Seville
Henri Cartier-Bresson French
Not on view
In 1927, Henri Cartier-Bresson enrolled in André Lhote's academy in Montparnasse to study the technique and theory of Cubist painting. The son of a wealthy textile merchant, he extricated himself from his conservative bourgeois upbringing and entered the bohemian world of the avant-garde. In 1930 he embarked on a year of solitary travel in Africa, further distancing himself from the established patterns of Western culture. The following year, after he had recovered from blackwater fever, Cartier-Bresson picked up the camera.
His earliest photographs were made in Paris and Eastern Europe and reveal the influence of both Cubism and Surrealism--bold, flat planes, collagelike compositions, and spatial ambiguity--as well as an affinity for society's outcasts and the back alleys where they lived and worked. First with an unwieldy box camera, then in 1932 with a small 35mm Leica, Cartier-Bresson traveled to Italy, Spain, Morocco, and Mexico, developing what would become the hallmark of twentieth-century photographic style.
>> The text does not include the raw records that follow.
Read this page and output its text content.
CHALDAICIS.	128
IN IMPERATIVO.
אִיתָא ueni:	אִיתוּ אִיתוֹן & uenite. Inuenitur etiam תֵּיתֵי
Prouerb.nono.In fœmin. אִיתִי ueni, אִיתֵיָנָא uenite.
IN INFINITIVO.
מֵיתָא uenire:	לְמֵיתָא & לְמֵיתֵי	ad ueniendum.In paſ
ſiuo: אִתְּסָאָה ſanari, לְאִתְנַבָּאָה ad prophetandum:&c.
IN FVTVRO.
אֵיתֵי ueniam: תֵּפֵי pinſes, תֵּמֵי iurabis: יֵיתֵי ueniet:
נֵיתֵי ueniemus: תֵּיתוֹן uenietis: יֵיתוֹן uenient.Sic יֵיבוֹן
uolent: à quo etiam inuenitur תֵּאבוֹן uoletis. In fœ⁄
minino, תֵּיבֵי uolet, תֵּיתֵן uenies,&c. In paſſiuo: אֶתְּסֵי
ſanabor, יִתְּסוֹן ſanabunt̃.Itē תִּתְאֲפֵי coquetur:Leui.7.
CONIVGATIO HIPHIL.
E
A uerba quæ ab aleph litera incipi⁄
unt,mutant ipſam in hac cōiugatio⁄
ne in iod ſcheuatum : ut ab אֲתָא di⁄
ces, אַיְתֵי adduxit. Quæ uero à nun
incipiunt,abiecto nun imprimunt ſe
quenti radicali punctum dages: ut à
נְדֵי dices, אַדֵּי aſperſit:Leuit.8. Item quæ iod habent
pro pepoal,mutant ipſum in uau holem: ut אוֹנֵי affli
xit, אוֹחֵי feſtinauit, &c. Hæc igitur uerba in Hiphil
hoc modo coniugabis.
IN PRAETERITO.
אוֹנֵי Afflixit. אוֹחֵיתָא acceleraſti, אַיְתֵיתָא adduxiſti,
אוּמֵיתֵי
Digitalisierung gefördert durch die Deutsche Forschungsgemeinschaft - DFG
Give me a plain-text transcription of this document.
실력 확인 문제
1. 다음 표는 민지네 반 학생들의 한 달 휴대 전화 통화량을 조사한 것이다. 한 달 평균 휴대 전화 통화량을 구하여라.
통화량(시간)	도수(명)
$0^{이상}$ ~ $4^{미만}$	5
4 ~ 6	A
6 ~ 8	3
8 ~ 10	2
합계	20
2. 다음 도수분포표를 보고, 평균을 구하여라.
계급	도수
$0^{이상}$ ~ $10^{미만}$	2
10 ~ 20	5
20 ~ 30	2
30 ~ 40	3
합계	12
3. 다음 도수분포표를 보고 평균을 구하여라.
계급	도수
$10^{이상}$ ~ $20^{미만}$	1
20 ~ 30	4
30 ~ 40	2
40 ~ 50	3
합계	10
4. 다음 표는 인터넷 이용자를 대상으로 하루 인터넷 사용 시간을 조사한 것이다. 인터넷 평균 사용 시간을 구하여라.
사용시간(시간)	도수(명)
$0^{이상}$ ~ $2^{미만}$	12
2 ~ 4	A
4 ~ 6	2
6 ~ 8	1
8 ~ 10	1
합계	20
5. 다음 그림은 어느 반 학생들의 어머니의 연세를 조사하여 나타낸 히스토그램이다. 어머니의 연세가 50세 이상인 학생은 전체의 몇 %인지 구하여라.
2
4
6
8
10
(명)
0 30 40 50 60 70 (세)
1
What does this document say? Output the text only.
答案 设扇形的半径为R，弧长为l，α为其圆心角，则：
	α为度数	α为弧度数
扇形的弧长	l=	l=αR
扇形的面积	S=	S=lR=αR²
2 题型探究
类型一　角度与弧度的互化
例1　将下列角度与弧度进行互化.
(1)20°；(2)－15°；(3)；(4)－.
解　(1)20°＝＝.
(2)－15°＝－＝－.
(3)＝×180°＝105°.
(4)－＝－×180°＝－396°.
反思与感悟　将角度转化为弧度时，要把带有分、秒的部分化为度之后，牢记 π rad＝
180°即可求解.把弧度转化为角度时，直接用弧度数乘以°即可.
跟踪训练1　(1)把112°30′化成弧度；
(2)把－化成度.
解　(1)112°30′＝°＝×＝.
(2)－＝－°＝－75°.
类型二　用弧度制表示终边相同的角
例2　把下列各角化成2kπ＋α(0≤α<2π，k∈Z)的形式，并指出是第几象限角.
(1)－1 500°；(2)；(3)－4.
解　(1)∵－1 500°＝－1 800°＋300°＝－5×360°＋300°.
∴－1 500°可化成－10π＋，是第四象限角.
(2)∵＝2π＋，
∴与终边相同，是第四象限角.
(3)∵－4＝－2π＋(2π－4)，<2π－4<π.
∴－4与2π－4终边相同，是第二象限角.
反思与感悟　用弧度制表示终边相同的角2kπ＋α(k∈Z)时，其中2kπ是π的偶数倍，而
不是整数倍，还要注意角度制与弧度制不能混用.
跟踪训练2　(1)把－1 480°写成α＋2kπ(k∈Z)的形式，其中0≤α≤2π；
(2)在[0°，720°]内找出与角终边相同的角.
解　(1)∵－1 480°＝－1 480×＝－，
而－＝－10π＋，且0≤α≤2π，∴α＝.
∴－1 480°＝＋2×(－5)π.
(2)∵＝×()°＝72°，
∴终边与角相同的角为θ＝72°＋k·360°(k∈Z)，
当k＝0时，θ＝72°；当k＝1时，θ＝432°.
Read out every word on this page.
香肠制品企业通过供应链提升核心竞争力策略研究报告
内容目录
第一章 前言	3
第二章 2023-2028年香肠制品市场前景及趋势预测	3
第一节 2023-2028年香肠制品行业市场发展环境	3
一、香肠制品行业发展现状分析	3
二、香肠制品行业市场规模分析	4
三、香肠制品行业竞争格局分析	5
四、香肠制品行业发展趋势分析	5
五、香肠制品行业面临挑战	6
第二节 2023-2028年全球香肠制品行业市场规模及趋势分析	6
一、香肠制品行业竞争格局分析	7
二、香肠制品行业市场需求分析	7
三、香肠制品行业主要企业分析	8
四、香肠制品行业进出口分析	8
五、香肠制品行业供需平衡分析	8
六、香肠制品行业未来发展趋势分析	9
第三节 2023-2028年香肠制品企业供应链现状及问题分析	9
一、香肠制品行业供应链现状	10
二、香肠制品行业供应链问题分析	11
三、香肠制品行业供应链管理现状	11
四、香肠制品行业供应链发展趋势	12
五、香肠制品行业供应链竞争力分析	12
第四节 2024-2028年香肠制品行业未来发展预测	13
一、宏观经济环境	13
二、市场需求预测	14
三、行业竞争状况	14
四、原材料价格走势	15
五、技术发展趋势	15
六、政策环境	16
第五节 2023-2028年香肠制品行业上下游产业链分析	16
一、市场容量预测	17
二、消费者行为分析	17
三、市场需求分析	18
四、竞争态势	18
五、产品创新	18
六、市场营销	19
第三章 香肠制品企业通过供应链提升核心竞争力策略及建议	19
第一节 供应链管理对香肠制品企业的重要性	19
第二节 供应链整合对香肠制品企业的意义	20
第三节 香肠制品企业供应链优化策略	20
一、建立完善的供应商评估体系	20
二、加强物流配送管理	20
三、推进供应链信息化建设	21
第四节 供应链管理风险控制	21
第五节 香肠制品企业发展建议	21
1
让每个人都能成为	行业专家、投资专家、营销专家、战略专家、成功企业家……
In his 1952 monograph "The Decisive Moment," he defined his philosophy: "To me, photography is the simultaneous recognition, in a fraction of a second, of the significance of an event as well as of a precise organization of forms which gave that event its proper expression."
This photograph of children playing amid ruins is typical of Cartier-Bresson's early work. A masterpiece of photographic surrealism, the image is filled with surprises that challenge even the most acutely observant viewer. A small army of children play in a very unchildlike environment; some address the camera, others continue their activities undisturbed. The picture's space is intentionally ambiguous; the breached foreground wall acts both as a window to the background drama and as a stage or backdrop for the foreground actors. The photograph seems at first glance to be a collage of cut-out elements rather than a photograph made with a single exposure. The white paint on the stuccoed wall even blends with the photograph's white borders, suggesting that the four boys closest to the camera have literally broken out of their world by tearing a hole in the print itself.